You could capture the number and check the length before adding 0, but you might be able to use this instead:
import re
txt = 'file8, file9, file10'
pat = r"(?<!\d)(\d)(?=,|$)"
regexp = re.compile(pat)
print(regexp.sub(r"0\1", txt))
(?<! ... )
is called a negative lookbehind. This prevents (negative) a match if the pattern after it has the pattern in the negative lookbehind matches. For example, (?<!a)b
will match all b
in a string, except if it has an a
before it, meaning bb
, cb
matches, but ab
doesn't match. (?<!\d)(\d)
thus matches a digit, unless it has another digit before it.
(\d)
is a single digit, enclosed in a capture group, denoted by simple parentheses. The captured group gets stored in the first capture group.
(?= ... )
is a positive lookahead. This matches only if the pattern inside the positive lookahead matches after the pattern before this positive lookahead.
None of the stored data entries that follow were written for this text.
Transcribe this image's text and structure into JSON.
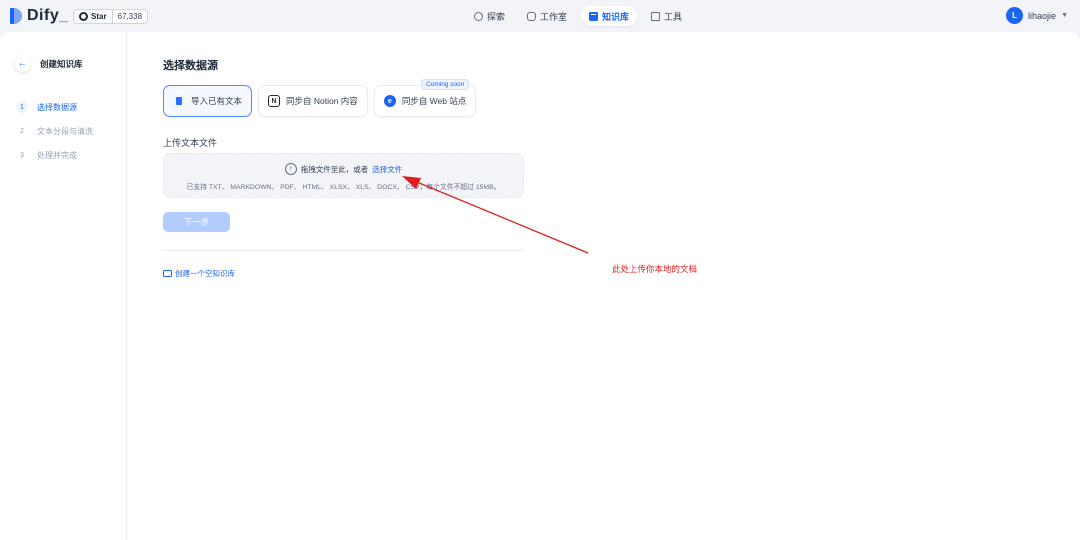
{
  "app": {
    "logo_text": "Dify",
    "github_star_label": "Star",
    "github_star_count": "67,338"
  },
  "nav": {
    "items": [
      {
        "label": "探索",
        "icon": "compass-icon"
      },
      {
        "label": "工作室",
        "icon": "studio-icon"
      },
      {
        "label": "知识库",
        "icon": "book-icon",
        "active": true
      },
      {
        "label": "工具",
        "icon": "toolbox-icon"
      }
    ]
  },
  "user": {
    "initial": "L",
    "name": "lihaojie"
  },
  "sidebar": {
    "back_title": "创建知识库",
    "steps": [
      {
        "num": "1",
        "label": "选择数据源",
        "active": true
      },
      {
        "num": "2",
        "label": "文本分段与清洗"
      },
      {
        "num": "3",
        "label": "处理并完成"
      }
    ]
  },
  "main": {
    "title": "选择数据源",
    "sources": [
      {
        "label": "导入已有文本",
        "icon": "file-icon"
      },
      {
        "label": "同步自 Notion 内容",
        "icon": "notion-icon"
      },
      {
        "label": "同步自 Web 站点",
        "icon": "web-icon",
        "badge": "Coming soon"
      }
    ],
    "upload_label": "上传文本文件",
    "dropzone": {
      "text": "拖拽文件至此，或者",
      "link": "选择文件",
      "hint": "已支持 TXT、 MARKDOWN、 PDF、 HTML、 XLSX、 XLS、 DOCX、 CSV，每个文件不超过 15MB。"
    },
    "next_button": "下一步",
    "create_empty": "创建一个空知识库"
  },
  "annotation": {
    "text": "此处上传你本地的文档",
    "color": "#e31d1d"
  }
}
In other words, a(?=b)
will match all a
in a string only if there's a b
after it. ab
matches, but ac
or aa
don't.
(?=,|$)
is a positive lookahead containing ,|$
meaning either a comma, or the end of the string.
(?<!\d)(\d)(?=,|$)
thus matches any digit, as long as there's no digit before it and there's a comma after it, or if that digit is at the end of the string.